Gray's Central Marine Engineering Works in West Hartlepool built Tregennas three-cylinder triple expansion steam engine. It was rated at 517 NHP and gave her a speed of 11 kn.

==Peacetime service==
In August 1921 Tregenna reported sighting the wreckage of a SNETA Farman Goliath aircraft that had ditched in the English Channel.

On 7 August 1930 Tregenna ran aground at Alligator Pond, Jamaica. She was refloated on 10 August 1930 and returned to service.

In 1933–34 the call sign GCDX superseded Tregennas code letters KBSW.

==Second World War service==
From November 1939 to February 1940 Tregenna sailed from New Zealand via New South Wales and South Africa to Freetown in Sierra Leone, where she joined Convoy SL 18 to return to Liverpool in England. In March and April 1940 she sailed to and from northern Norway. She left Ålesund with Convoy HN 25 on 9 April, the day after the German invasion of Norway began.
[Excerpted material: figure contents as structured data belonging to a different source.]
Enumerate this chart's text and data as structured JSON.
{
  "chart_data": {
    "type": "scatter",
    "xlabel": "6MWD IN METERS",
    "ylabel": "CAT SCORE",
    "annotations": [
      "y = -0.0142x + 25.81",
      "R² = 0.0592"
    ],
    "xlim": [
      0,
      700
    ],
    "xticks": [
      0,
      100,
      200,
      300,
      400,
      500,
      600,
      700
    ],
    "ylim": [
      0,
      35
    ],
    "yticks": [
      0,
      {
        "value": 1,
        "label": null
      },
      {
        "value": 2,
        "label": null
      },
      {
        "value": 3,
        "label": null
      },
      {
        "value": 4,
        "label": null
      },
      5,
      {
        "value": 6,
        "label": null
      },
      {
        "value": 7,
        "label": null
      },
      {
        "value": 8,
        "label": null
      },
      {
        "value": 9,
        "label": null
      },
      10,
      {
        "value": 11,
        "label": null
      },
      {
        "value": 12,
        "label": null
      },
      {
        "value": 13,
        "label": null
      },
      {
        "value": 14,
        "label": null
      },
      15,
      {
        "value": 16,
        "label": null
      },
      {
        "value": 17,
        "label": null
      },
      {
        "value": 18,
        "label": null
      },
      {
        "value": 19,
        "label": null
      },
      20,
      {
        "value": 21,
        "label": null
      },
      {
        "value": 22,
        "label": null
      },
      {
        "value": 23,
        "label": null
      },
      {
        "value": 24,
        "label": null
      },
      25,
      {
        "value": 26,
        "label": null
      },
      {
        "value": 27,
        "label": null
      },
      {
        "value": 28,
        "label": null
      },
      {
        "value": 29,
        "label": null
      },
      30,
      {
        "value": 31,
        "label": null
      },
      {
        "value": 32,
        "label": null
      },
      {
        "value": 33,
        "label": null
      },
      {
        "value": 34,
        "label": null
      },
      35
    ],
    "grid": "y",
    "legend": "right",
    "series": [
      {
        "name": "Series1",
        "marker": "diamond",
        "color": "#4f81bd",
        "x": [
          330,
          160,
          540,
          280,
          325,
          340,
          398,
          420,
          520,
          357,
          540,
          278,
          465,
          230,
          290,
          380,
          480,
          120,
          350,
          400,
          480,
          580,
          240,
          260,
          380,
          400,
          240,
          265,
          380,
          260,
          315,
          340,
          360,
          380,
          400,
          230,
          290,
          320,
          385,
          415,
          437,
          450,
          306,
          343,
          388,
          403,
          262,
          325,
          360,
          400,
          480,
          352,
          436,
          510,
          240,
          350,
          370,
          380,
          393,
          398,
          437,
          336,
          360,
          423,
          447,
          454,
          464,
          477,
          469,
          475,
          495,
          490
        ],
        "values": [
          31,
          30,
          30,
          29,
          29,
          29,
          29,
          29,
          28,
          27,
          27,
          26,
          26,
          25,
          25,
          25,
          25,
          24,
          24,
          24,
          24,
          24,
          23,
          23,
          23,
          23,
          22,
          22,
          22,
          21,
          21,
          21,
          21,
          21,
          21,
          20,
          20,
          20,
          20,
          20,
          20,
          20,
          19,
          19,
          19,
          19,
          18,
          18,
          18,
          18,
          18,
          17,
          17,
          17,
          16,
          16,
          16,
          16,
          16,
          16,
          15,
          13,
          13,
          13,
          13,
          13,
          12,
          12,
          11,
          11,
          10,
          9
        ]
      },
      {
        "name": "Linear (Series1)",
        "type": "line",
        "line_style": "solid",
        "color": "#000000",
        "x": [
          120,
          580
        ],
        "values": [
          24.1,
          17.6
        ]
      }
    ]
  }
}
From May 1940 Tregenna made transatlantic crossings to bring steel from Philadelphia to South Wales, sailing eastbound in HX convoys from Halifax, Nova Scotia to UK waters. That June she sailed in Convoy HX 49, and discharged her cargo in Swansea.

===Loss===
On 1 September Tregenna left Philadelphia carrying 8,000 tons of steel bound for Newport. On 5 September she joined Convoy HX 71 from Halifax. HX 91 had nine columns, and Tregenna was the first ship of the ninth column.

On 17 September HX 71 was in the Western Approaches west of Scotland. At 1626 hrs that afternoon hit Tregenna with one torpedo 78 nmi northwest of Rockall. Tregenna sank rapidly, killing her Master, 31 members of her crew and a DEMS gunner. Another member of HX 71, the cargo ship Filleigh, rescued four survivors and landed them at Avonmouth.